What are your recommendations for amount of structure before you incorporate pomodoros? Is there any structural/organizational stuff you should have set up before you do them?

How do you not get fatigued with recording things?

I'm actually a bit surprised that I was able to maintain my recording for over a year. Some reasons why I think I was successful in hindsight:

  1. Since I made the tracking app myself, I was excited to use it for the first little bit.
  2. I intentionally made my tracking app such that I could see my daily, weekly, and category totals, all at once for a given week, which is important for me since my primarily unit of productivity measurement/planning is the week.
  3. I came to realize that tracking all of the categories was key to the whole thing working. By tracking e.g. miscellaneous stuff (which seems pretty pointless at times), you're given a constant reminder that you are "covering all your bases."
  4. After tracking pomodoros for several months, not tracking pomodoros made it feel like I wasn't being productive.
  5. Once I passed a critical threshold, I was motivated by the thought of having an entire year's worth of data.

What are your recommendations for amount of structure before you incorporate pomodoros? Is there any structural/organizational stuff you should have set up before you do them?

You need basically zero structure to start using pomodoros; just a task and some time to work on it. (I say this especially because I'm really bad for wanting my system to be "perfect" before I use it.) I treaded the pomodoro waters for several months before delving in to tracking everything. My organization system, in short, is having a +/-5 year plan, a current year plan, and current quarter plan, and current month plan, and then specific tasks/projects for the current week (which I roughly estimate in pomodoros, or at least aim to hit a certain total for the week).

Thanks for posting this.

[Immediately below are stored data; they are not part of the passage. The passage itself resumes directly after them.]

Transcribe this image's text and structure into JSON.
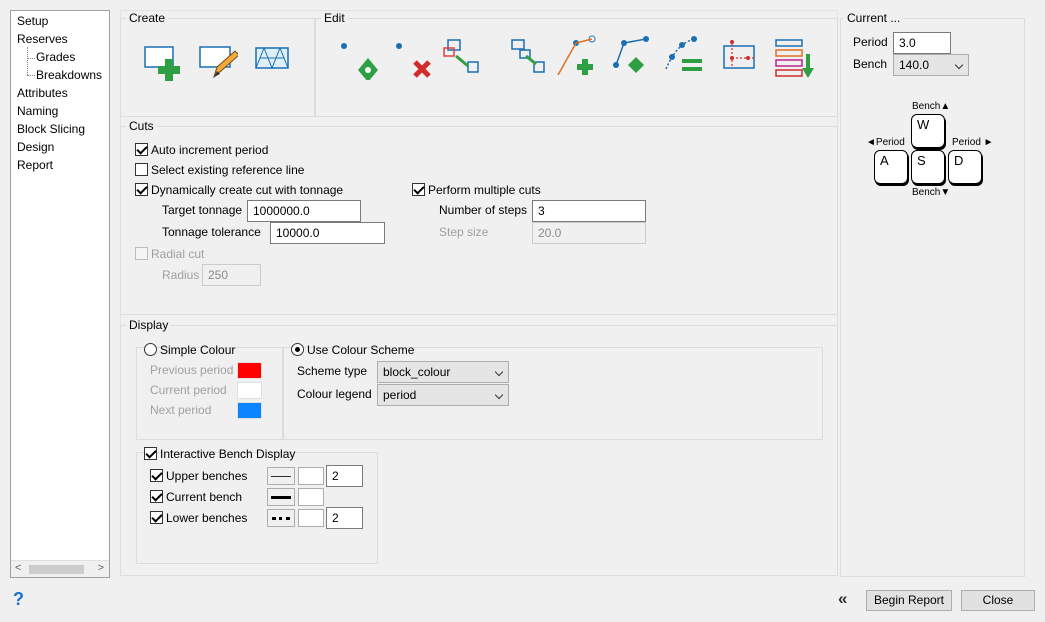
{
  "sidebar": {
    "items": [
      {
        "label": "Setup"
      },
      {
        "label": "Reserves"
      },
      {
        "label": "Grades"
      },
      {
        "label": "Breakdowns"
      },
      {
        "label": "Attributes"
      },
      {
        "label": "Naming"
      },
      {
        "label": "Block Slicing"
      },
      {
        "label": "Design"
      },
      {
        "label": "Report"
      }
    ]
  },
  "create": {
    "title": "Create"
  },
  "edit": {
    "title": "Edit"
  },
  "current": {
    "title": "Current ...",
    "period_label": "Period",
    "period_value": "3.0",
    "bench_label": "Bench",
    "bench_value": "140.0",
    "keys": {
      "w": "W",
      "a": "A",
      "s": "S",
      "d": "D",
      "bench_up": "Bench▲",
      "bench_down": "Bench▼",
      "period_left": "◄Period",
      "period_right": "Period ►"
    }
  },
  "cuts": {
    "title": "Cuts",
    "auto_increment": "Auto increment period",
    "select_existing": "Select existing reference line",
    "dynamic_cut": "Dynamically create cut with tonnage",
    "target_tonnage_label": "Target tonnage",
    "target_tonnage": "1000000.0",
    "tonnage_tolerance_label": "Tonnage tolerance",
    "tonnage_tolerance": "10000.0",
    "multiple_cuts": "Perform multiple cuts",
    "steps_label": "Number of steps",
    "steps": "3",
    "step_size_label": "Step size",
    "step_size": "20.0",
    "radial_cut": "Radial cut",
    "radius_label": "Radius",
    "radius": "250"
  },
  "display": {
    "title": "Display",
    "simple_colour": "Simple Colour",
    "previous_period": "Previous period",
    "current_period": "Current period",
    "next_period": "Next period",
    "use_scheme": "Use Colour Scheme",
    "scheme_type_label": "Scheme type",
    "scheme_type": "block_colour",
    "colour_legend_label": "Colour legend",
    "colour_legend": "period",
    "bench_display": "Interactive Bench Display",
    "upper_benches": "Upper benches",
    "upper_value": "2",
    "current_bench": "Current bench",
    "lower_benches": "Lower benches",
    "lower_value": "2",
    "colors": {
      "previous": "#ff0000",
      "current": "#ffffff",
      "next": "#0a84ff"
    }
  },
  "footer": {
    "help": "?",
    "collapse": "«",
    "begin_report": "Begin Report",
    "close": "Close"
  }
}
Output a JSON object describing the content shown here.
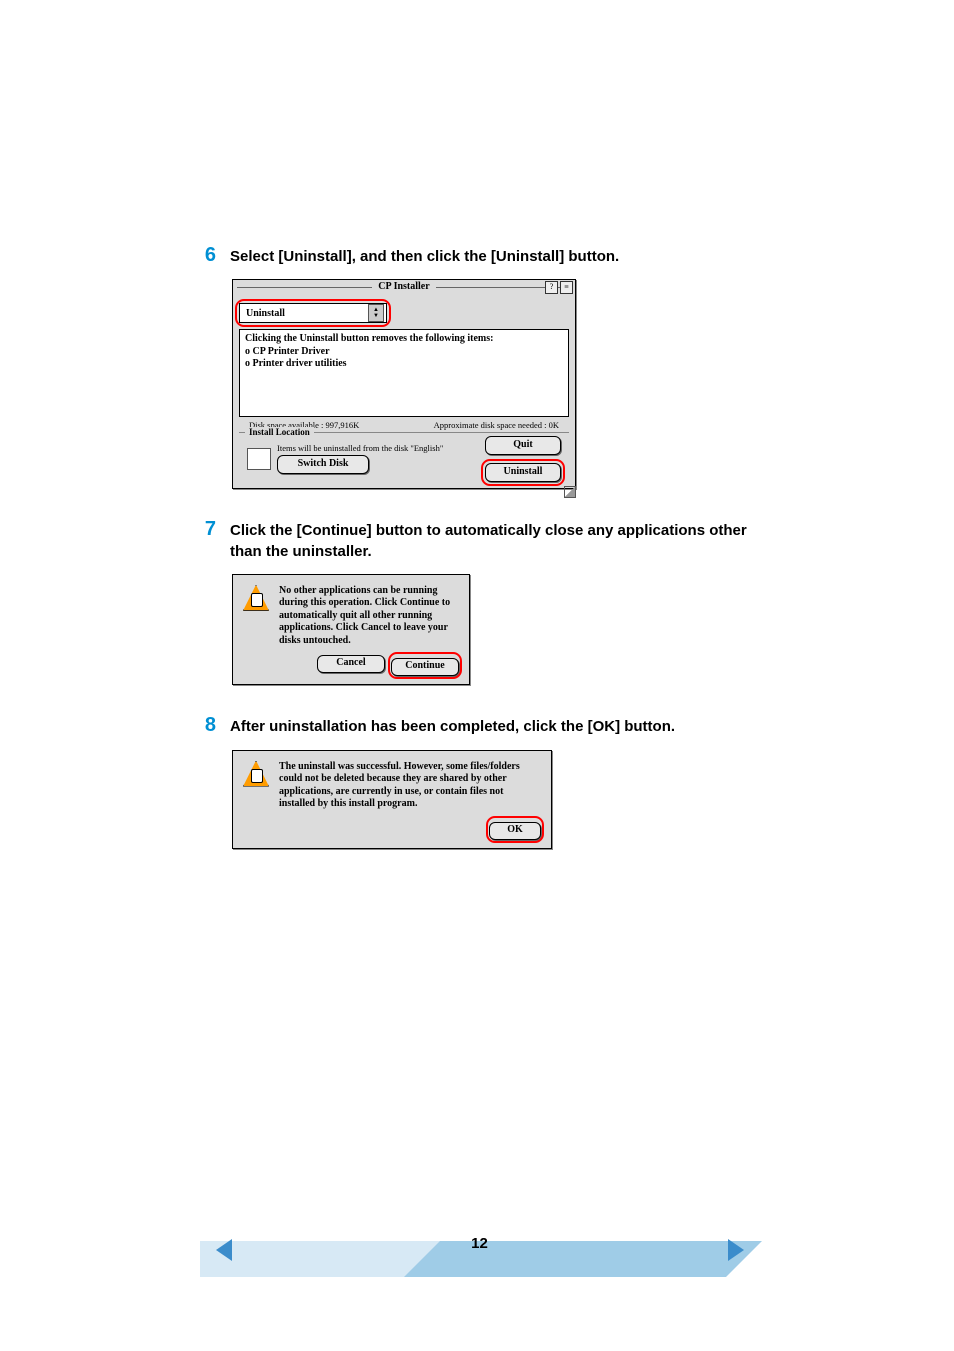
{
  "steps": {
    "s6": {
      "num": "6",
      "text": "Select [Uninstall], and then click the [Uninstall] button."
    },
    "s7": {
      "num": "7",
      "text": "Click the [Continue] button to automatically close any applications other than the uninstaller."
    },
    "s8": {
      "num": "8",
      "text": "After uninstallation has been completed, click the [OK] button."
    }
  },
  "dlg1": {
    "title": "CP Installer",
    "select_value": "Uninstall",
    "info_line1": "Clicking the Uninstall button removes the following items:",
    "info_line2": "o CP Printer Driver",
    "info_line3": "o Printer driver utilities",
    "disk_available": "Disk space available : 997,916K",
    "disk_needed": "Approximate disk space needed : 0K",
    "location_label": "Install Location",
    "location_text": "Items will be uninstalled from the disk \"English\"",
    "btn_switch": "Switch Disk",
    "btn_quit": "Quit",
    "btn_uninstall": "Uninstall"
  },
  "dlg2": {
    "text": "No other applications can be running during this operation.  Click Continue to automatically quit all other running applications.  Click Cancel to leave your disks untouched.",
    "btn_cancel": "Cancel",
    "btn_continue": "Continue"
  },
  "dlg3": {
    "text": "The uninstall was successful. However, some files/folders could not be deleted because they are shared by other applications, are currently in use, or contain files not installed by this install program.",
    "btn_ok": "OK"
  },
  "footer": {
    "page": "12"
  }
}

It's nice to see how techniques like this work out in practice for people.

Also, that's a sweet looking web app!

Real artists ship.

Possibly the best part about the web app. Despite the fact that the app looks more useful than any of the pomodoro apps I've seen before.

Real artists ship

Apparently attributed to Steve Jobs, though it was Seth Godin's book Linchpin that drove this point home for me.

Do you have reservations about making that app you use for tracking available so that others can be spared the trouble of having to find one?

Unfortunately, the app is in extremely alpha stages, running locally, and I doubt I'll prioritize it over other projects.

Just release it as what it is now. Pretty please.

Looks like there are a ton of pomodoro android apps.

Anyone got one with tasks, categories, and analytics?

Pomodoro Calendar has this, if I understand you correctly.

I just started using Pomodoro yesterday. I'll report back when I have more perspective. Thanks for the write-up of your approach!

Trivia: Plural of Pomodoro is Pomodori.